The parents have stayed mostly low profile. But in 2012, they granted an interview to Rolling Stone. For the first time, Bob Bergdahl made a video urging his son’s release. “I can remain silent no longer,” he said.
As often happens in such cases of undue hardship for individual military personnel, Rep. Duncan Hunter, California Republican, who served as a Marine officer in Iraq and Afghanistan, stepped in.
He wrote Defense Secretary Chuck Hagel that the administration seemed to be pursuing conflicting agendas to win the sergeant’s release. It needed a free-Bergdahl czar.

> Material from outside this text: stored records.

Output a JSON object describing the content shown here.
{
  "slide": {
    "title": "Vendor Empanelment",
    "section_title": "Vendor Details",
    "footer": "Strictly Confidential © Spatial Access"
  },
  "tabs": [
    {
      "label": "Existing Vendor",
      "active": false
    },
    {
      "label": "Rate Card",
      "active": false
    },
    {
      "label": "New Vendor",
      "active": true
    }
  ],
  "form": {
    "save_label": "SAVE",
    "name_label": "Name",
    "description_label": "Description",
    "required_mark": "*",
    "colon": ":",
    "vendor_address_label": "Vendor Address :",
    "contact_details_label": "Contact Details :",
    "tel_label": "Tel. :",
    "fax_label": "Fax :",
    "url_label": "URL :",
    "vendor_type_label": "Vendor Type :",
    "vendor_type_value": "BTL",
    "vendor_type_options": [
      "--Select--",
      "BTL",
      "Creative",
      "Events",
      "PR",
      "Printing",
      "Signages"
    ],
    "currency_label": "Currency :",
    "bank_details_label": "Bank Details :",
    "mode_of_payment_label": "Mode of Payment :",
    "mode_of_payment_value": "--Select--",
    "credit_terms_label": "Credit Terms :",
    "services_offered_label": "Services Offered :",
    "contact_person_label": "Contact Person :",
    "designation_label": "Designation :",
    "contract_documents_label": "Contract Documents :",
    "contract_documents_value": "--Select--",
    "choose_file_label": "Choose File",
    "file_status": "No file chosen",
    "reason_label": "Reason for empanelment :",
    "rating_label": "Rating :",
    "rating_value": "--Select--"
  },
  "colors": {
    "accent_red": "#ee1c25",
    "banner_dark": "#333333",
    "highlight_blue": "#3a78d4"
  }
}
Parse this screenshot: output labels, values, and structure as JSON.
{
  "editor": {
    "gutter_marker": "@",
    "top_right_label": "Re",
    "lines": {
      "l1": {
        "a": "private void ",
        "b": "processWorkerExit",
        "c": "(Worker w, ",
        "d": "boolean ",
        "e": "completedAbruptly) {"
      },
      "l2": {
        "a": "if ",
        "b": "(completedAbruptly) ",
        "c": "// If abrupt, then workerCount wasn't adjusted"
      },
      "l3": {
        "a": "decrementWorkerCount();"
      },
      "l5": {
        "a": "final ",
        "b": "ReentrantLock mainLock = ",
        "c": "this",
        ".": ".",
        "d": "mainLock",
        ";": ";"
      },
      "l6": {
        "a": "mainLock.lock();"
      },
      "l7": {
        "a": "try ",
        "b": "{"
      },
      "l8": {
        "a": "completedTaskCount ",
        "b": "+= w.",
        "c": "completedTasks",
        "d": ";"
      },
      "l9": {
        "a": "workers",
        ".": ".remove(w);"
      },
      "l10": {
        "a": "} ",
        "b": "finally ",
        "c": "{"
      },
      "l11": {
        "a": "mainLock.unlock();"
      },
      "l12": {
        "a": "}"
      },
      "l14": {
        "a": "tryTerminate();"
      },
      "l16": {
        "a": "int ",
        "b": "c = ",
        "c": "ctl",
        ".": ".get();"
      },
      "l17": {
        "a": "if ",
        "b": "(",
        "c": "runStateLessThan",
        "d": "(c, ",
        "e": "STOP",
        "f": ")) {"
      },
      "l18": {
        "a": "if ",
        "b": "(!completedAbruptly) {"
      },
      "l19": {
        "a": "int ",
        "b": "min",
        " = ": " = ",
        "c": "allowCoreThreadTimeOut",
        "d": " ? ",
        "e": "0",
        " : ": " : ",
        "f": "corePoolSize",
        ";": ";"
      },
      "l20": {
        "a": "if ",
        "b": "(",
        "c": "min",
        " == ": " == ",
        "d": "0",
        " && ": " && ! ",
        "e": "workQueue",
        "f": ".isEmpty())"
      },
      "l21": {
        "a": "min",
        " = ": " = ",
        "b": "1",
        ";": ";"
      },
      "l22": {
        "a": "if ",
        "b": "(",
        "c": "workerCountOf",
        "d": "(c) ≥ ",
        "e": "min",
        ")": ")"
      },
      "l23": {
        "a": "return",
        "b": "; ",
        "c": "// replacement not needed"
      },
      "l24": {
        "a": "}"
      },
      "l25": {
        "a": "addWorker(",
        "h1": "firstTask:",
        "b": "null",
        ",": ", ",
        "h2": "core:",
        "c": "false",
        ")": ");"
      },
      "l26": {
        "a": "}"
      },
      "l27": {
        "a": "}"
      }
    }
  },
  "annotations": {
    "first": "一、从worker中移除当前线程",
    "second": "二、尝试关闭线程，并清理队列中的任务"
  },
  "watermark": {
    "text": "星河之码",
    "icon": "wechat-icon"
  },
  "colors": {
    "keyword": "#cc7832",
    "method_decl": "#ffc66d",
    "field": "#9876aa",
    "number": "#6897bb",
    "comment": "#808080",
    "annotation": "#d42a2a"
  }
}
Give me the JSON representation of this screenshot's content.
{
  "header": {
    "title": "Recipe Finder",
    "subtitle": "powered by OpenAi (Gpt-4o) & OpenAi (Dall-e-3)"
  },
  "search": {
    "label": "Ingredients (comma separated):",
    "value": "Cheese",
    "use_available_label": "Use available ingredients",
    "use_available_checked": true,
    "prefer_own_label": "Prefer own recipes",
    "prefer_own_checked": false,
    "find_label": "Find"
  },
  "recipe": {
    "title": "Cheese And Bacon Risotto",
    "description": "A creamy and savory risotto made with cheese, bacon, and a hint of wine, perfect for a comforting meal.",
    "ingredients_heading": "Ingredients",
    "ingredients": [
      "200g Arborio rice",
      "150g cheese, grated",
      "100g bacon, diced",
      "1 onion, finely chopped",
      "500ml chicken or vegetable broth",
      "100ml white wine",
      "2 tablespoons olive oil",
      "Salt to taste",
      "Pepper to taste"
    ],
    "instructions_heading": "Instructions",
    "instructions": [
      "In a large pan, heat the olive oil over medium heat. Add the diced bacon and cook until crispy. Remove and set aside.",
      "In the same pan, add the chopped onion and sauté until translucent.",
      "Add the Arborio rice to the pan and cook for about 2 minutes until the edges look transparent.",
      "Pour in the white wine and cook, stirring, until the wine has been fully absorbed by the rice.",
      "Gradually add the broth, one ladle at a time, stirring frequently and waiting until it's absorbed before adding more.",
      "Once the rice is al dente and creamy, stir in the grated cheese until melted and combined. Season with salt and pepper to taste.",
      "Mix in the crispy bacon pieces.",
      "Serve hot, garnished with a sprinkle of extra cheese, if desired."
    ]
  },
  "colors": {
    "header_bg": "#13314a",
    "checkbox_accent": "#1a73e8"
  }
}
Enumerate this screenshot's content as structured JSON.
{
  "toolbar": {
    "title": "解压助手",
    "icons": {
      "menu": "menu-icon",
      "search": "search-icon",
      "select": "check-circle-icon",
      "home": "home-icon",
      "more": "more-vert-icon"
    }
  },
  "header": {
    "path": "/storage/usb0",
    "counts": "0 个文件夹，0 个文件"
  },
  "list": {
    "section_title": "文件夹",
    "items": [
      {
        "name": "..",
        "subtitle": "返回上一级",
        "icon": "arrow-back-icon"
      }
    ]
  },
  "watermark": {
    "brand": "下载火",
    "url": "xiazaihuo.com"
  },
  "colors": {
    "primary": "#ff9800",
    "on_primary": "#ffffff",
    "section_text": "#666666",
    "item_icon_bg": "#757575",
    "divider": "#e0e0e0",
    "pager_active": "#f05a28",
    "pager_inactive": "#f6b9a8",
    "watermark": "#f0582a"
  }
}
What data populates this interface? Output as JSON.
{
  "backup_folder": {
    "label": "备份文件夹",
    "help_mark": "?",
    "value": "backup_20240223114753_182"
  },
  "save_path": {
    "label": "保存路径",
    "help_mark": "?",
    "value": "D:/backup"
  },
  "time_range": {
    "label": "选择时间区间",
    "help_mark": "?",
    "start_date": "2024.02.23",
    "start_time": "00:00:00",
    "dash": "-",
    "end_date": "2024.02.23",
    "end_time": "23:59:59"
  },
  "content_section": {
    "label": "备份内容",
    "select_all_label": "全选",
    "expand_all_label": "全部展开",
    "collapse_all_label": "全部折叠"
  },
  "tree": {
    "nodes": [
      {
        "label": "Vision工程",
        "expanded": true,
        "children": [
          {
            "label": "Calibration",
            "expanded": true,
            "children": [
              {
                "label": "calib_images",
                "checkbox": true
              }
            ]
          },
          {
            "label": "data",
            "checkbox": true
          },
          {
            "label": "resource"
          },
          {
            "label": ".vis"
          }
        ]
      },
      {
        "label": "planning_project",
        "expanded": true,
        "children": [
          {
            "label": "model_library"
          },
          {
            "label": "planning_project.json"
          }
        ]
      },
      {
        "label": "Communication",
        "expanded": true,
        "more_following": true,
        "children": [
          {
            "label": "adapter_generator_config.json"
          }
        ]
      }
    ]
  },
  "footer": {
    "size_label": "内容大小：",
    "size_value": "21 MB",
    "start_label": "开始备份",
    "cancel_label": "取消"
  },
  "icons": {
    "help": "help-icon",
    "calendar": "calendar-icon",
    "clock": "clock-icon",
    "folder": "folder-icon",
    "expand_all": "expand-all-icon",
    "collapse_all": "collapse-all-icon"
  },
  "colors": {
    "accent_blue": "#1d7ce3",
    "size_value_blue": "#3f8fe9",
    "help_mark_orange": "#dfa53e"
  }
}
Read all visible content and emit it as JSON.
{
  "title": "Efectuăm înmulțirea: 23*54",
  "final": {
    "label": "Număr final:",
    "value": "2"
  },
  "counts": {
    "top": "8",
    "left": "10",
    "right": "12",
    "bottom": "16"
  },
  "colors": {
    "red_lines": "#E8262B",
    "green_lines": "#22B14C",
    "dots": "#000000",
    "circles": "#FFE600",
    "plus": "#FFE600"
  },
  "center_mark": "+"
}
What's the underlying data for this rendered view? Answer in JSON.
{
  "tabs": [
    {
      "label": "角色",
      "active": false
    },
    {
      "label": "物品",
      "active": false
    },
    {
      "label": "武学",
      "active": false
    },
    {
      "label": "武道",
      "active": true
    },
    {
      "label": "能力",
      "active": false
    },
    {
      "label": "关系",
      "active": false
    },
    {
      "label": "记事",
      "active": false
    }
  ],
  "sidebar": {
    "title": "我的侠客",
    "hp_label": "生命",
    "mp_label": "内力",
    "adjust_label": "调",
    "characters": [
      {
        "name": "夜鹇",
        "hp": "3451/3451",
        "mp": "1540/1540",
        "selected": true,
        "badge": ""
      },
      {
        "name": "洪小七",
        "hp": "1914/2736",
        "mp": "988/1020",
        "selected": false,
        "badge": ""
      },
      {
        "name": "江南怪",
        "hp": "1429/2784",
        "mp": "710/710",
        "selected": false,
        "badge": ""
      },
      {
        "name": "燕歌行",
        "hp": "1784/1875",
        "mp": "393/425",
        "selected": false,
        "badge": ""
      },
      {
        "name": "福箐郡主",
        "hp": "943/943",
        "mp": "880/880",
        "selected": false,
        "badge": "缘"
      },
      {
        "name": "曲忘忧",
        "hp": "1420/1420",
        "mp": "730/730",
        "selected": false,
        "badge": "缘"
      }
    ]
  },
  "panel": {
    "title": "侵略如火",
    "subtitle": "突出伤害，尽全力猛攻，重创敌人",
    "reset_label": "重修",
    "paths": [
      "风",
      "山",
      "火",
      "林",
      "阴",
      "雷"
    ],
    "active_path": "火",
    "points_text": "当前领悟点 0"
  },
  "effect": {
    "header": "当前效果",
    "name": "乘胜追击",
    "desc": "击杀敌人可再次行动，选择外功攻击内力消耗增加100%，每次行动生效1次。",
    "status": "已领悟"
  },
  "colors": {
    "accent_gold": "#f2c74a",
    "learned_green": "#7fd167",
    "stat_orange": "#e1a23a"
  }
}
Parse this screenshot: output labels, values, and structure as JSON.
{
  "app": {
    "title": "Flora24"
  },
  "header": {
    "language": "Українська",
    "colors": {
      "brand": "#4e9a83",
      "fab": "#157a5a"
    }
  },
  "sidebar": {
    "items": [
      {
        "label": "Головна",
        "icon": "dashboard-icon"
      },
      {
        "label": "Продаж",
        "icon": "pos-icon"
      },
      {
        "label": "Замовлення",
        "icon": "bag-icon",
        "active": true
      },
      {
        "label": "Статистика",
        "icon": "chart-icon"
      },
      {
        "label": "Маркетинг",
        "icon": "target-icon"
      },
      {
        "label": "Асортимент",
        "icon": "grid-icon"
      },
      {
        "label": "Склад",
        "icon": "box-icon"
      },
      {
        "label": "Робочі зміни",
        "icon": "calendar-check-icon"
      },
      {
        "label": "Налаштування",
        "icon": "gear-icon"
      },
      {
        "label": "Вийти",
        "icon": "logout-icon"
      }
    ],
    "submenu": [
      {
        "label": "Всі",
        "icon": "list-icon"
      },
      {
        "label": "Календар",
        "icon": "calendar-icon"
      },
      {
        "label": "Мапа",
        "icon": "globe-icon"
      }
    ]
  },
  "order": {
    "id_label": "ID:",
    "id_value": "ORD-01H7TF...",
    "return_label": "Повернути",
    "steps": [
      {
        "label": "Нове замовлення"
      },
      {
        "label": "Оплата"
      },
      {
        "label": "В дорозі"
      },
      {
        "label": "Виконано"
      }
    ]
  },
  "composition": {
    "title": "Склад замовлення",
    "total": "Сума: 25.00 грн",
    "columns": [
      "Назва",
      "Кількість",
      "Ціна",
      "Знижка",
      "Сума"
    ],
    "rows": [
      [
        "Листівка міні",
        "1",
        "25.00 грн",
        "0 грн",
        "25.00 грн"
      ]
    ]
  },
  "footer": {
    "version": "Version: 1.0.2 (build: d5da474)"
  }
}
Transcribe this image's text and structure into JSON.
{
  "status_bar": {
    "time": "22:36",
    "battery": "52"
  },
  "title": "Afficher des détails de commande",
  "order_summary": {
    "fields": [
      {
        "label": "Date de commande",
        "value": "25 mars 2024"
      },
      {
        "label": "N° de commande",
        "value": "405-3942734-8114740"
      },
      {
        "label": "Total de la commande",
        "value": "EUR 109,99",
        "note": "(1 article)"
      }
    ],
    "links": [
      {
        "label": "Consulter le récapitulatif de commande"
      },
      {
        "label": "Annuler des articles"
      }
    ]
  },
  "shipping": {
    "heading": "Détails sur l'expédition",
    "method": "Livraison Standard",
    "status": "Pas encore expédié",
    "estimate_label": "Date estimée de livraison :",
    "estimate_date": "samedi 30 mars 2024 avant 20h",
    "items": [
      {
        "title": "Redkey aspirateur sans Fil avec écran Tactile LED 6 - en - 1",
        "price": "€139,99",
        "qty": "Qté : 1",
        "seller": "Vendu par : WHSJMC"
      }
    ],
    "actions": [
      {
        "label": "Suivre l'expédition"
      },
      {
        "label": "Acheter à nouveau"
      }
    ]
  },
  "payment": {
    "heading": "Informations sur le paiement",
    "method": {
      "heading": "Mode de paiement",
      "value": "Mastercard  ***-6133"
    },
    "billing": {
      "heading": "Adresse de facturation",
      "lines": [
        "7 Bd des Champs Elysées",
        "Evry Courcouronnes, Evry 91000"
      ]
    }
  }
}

Mr. Hunter said in a Feb. 18 letter to Mr. Hagel that, “While I am aware that U.S. Central Command (CENTCOM) is in direct control of the Bergdahl situation, I am concerned by the lack of cohesiveness and interagency coordination overall. Since CENTCOM is not designed to effectively implement and manage an ‘all government approach,’ I believe it would be extraordinarily beneficial to establish centralized control of the Bergdahl operation that is fully capable of linking broader government activity.”
Mr. Hagel then appointed Michael Lumpkin, a former Navy SEAL and acting undersecretary of defense for policy, to lead the military’s effort and coordinate with State and other agencies.
Mr. Lumpkin, who served in Afghanistan as a SEAL, wears two hats that make him especially qualified. Last December, he became the Pentagon’s top civilian for special operations, meaning he has unique access to how commandoes might free Sgt. Bergdahl. And with the senior title of undersecretary, he can stand toe-to-toe with other senior administration officials.
The ongoing exit of U.S. troops from Afghanistan creates the impression the Army is leaving Sgt. Bergdahl behind. But if the two governments can finally ink a new agreement, the military will maintain a fairly robust air and ground presence in-country, including teams who specialize in hostage rescue.
“Sgt. Bowe Bergdahl has been gone far too long, and we continue to call for and work toward his safe and immediate release,” said Navy Cmdr. William Speaks, a Pentagon spokesman. “We cannot discuss all the details of our efforts, but there should be no doubt that on a daily basis - using our military, intelligence and diplomatic tools - we try to see Sgt. Bergdahl returned home safely.”